As early as 1932, the Waterton-Glacier International Peace Park was designated to commemorate the long history of peace and friendship between Canada and the United States and to emphasize both natural and cultural links.
The Red Sea Marine Peace Park was created as part of the 1994 peace treaty between Israel and Jordan, which specifies joint protection of the coral reefs that border both countries. In 1998, Peru and Ecuador established the Cordillera del Condor Peace Transborder Reserve.
Because the first Peace Parks were so successful, environmentalists and peace experts are proposing more such parks across the globe. Transboundary Peace Parks aim to foster cooperation and peace between countries and to conserve ecosystems which do not recognize national borders. The number of TBPAs, which is more than 227 in 2007, are being established at an unprecedented rate since 1990. In 1998 there were 59 TBPAs in 136 countries. In 2001, 169 TBPAs involving over 666 countries.
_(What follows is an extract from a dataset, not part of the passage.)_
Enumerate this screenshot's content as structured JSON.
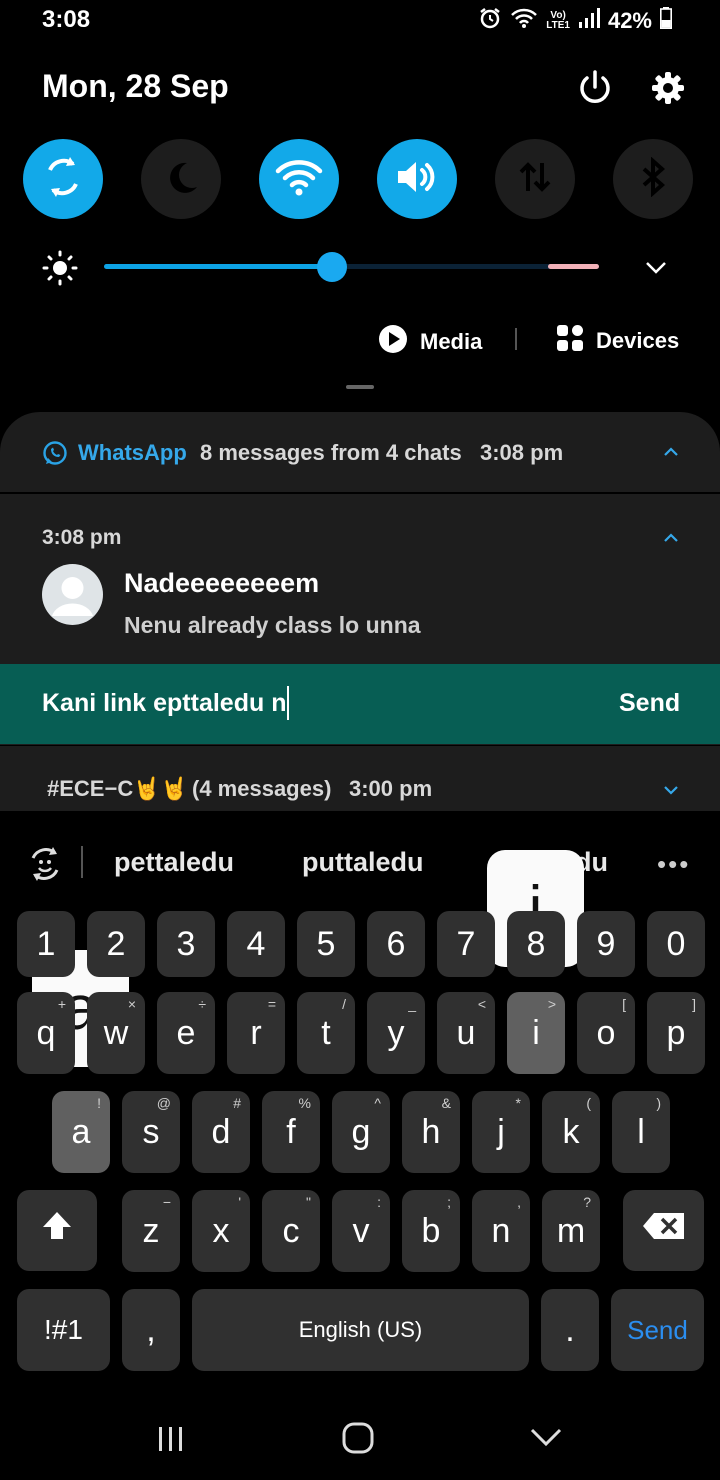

The Peace Parks are classified as tiny, medium-sized and large around the world. Some examples of the large parks: Parque Internacional de La Amistad, Costa Rica/Panama, Big Bend/Maderas del Carmen, US/Mexico, Khunjerab, China/Pakistan, Balkans PP, and Albania/Kosovo/Montenegro.
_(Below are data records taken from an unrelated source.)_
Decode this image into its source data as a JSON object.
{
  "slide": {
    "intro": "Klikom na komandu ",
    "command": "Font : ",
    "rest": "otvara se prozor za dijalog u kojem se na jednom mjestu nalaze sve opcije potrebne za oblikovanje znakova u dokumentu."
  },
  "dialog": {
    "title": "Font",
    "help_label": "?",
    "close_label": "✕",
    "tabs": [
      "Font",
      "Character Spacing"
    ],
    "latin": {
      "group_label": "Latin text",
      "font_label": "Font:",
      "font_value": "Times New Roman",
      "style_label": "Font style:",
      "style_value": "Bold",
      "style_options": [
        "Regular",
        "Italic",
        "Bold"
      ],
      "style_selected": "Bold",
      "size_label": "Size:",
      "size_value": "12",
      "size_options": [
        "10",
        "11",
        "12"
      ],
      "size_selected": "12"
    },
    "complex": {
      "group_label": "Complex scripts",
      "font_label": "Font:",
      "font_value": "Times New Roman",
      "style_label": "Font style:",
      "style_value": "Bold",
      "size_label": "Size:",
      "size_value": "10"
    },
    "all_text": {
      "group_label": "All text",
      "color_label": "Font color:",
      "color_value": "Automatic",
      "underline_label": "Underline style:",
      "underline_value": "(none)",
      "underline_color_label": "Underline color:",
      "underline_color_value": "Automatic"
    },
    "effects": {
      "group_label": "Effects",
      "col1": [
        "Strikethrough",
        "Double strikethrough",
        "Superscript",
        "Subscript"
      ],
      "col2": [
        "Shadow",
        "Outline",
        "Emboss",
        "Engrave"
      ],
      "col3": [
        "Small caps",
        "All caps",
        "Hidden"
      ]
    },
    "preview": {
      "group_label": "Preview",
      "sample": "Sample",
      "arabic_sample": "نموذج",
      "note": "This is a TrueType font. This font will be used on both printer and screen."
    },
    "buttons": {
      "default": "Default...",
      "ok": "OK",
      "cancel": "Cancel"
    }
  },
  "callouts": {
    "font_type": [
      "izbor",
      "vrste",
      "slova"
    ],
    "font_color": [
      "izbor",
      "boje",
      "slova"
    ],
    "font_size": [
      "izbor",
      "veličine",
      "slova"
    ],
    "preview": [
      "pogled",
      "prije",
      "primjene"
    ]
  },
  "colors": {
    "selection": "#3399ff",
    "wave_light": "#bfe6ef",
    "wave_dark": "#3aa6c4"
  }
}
Even the most avid supporters of Peace Parks admit that they aren't the solution to all the world's troubles. But they could be a small piece of the bigger solution. Peace Parks are more than expressions of goodwill between nations -- they are actively being used as a tool to resolve conflict and ensure conservation because they require the countries involved to agree to set aside and jointly manage the new reserve.
In the last ten years, about a dozen Peace Parks have been established expressly to resolve conflict, enabling the previously warring nations to cooperate in managing the area jointly.